About 200,000 people crowded into the square in front of City Hall, where Rabin had spoken moments before he was killed. At the time, as now, the right-wing Likud Party was in power.
It was a young, mostly secular, left-leaning crowd at what was supposed to be a nonpartisan event, although I did see a few posters opposing then-Prime Minister Benjamin Netanyahu.
When the sole government representative in attendance began to speak, Industry and Trade Minister Natan Sharansky, some people started to boo him.
I couldn't believe it.
Booing Sharansky, the man who languished in a Soviet prison camp for the "crime" of wanting to immigrate to Israel? The man whose plight galvanized Jews around the world? Even if you dislike the policies of the government, how could you be so disrespectful?
Thankfully, Ehud Barak, the leader of the opposition Labor Party, walked over to Sharansky, held up his arm and called him an Israeli hero, silencing the crowd.
Well, John Lewis is an American hero, a man who was arrested and beaten as he marched and organized throughout the South in the 1960s to win African-Americans their civil rights, including the right to vote.

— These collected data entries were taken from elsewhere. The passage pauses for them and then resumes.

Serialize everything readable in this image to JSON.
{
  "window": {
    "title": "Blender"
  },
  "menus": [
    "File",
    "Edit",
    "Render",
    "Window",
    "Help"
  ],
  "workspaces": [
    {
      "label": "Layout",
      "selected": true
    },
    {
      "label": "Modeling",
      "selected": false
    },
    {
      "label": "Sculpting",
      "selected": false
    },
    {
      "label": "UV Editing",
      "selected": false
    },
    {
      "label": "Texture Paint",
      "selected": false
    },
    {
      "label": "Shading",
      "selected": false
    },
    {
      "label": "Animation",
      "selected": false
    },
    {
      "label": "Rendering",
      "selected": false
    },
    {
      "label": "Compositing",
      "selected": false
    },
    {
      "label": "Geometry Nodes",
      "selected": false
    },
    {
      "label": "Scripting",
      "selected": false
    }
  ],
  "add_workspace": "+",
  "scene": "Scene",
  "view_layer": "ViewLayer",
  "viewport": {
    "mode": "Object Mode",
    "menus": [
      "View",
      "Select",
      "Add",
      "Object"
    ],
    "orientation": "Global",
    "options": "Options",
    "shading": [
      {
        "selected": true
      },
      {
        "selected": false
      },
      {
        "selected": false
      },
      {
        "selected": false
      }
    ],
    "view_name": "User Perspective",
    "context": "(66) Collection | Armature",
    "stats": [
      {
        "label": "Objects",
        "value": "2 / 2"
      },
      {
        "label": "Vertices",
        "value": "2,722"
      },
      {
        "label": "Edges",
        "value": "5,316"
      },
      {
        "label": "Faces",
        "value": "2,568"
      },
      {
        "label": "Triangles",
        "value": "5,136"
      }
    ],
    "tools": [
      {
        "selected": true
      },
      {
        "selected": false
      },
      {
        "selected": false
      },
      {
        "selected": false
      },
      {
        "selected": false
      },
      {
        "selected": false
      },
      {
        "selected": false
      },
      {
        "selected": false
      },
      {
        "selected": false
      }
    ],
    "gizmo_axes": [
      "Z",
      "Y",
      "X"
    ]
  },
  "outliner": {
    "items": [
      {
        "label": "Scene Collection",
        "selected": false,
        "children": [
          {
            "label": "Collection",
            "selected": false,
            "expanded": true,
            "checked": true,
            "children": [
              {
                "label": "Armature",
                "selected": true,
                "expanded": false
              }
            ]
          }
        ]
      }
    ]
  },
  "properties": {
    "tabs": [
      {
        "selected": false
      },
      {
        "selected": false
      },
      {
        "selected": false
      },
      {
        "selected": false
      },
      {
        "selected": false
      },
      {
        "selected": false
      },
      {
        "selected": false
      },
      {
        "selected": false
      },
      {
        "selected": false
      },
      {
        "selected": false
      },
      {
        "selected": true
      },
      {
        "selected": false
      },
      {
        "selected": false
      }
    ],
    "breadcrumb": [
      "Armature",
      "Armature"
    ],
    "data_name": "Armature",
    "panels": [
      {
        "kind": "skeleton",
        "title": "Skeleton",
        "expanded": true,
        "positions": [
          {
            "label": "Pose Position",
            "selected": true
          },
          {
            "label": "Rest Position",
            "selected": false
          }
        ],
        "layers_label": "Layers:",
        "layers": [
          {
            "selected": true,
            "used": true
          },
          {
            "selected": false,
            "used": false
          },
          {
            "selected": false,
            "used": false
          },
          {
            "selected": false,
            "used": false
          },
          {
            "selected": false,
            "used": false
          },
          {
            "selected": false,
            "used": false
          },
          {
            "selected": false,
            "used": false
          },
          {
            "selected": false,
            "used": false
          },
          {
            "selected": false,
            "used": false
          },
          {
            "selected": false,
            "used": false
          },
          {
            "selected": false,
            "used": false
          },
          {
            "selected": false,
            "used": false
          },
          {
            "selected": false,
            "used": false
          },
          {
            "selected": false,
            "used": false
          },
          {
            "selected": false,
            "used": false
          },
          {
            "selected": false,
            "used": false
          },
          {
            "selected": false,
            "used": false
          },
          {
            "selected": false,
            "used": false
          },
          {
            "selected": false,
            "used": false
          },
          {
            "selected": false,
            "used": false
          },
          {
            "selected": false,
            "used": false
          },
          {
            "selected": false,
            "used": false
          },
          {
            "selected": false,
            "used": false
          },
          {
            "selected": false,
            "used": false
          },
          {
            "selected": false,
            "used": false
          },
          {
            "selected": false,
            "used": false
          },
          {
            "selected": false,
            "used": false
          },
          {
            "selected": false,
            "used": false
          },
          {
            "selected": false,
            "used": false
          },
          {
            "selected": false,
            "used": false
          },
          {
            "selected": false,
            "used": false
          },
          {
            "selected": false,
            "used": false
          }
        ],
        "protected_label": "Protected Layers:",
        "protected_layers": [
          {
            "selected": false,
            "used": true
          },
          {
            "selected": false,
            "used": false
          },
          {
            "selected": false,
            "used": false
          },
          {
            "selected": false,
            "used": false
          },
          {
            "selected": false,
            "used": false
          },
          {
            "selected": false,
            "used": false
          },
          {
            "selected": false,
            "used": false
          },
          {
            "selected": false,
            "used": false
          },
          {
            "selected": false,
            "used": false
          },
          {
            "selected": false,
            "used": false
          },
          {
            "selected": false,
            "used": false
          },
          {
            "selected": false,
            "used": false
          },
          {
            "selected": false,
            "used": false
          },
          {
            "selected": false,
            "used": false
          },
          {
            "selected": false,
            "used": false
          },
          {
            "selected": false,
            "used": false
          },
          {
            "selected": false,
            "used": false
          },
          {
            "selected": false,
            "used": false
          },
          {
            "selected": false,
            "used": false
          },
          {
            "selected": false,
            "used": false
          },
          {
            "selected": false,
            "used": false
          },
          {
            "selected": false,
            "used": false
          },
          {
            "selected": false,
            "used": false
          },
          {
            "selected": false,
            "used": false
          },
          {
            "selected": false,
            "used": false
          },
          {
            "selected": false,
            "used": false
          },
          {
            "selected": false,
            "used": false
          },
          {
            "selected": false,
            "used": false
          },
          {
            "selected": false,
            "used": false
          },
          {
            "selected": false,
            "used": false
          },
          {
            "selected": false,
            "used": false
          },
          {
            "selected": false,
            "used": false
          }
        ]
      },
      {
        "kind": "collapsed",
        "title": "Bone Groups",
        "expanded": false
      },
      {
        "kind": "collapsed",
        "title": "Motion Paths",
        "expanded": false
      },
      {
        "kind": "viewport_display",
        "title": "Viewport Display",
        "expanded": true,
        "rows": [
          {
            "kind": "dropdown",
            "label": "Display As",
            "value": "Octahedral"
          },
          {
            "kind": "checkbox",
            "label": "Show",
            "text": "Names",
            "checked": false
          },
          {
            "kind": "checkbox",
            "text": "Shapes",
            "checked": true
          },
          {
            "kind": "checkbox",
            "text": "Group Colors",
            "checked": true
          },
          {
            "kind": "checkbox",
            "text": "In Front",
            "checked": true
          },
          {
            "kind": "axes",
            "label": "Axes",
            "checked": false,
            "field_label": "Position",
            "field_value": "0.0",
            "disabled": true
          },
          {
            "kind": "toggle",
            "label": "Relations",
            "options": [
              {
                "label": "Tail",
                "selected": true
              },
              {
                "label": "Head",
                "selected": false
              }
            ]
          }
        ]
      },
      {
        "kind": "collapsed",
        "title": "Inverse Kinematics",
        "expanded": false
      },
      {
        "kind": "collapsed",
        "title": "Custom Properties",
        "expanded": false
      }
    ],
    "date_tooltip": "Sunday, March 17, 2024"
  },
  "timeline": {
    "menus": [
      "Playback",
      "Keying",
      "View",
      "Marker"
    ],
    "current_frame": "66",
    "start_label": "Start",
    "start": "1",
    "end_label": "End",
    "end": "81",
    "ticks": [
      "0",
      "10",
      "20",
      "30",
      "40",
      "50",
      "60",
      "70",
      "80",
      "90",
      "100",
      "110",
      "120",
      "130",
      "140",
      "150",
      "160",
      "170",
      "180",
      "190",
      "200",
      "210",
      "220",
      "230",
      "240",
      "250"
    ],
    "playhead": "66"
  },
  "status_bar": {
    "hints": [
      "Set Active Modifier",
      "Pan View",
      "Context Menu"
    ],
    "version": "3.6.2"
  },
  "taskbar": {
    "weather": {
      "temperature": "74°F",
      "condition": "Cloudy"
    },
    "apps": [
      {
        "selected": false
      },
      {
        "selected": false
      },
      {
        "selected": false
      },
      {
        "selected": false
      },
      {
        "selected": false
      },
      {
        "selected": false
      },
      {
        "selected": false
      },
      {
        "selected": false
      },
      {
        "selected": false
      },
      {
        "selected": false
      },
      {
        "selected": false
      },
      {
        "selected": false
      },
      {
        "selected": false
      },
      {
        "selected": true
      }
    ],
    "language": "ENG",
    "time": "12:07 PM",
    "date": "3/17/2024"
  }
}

The invective hurled yesterday at black lawmakers, as well as at openly gay Rep. Barney Frank, is un-American and unacceptable.
House Republican leaders have denounced it but I'd like to see them leave the comfort of a CNN studio and directly confront their bigoted Tea Party supporters, some of whom seem to have a problem with the fact that we've elected a black man as president.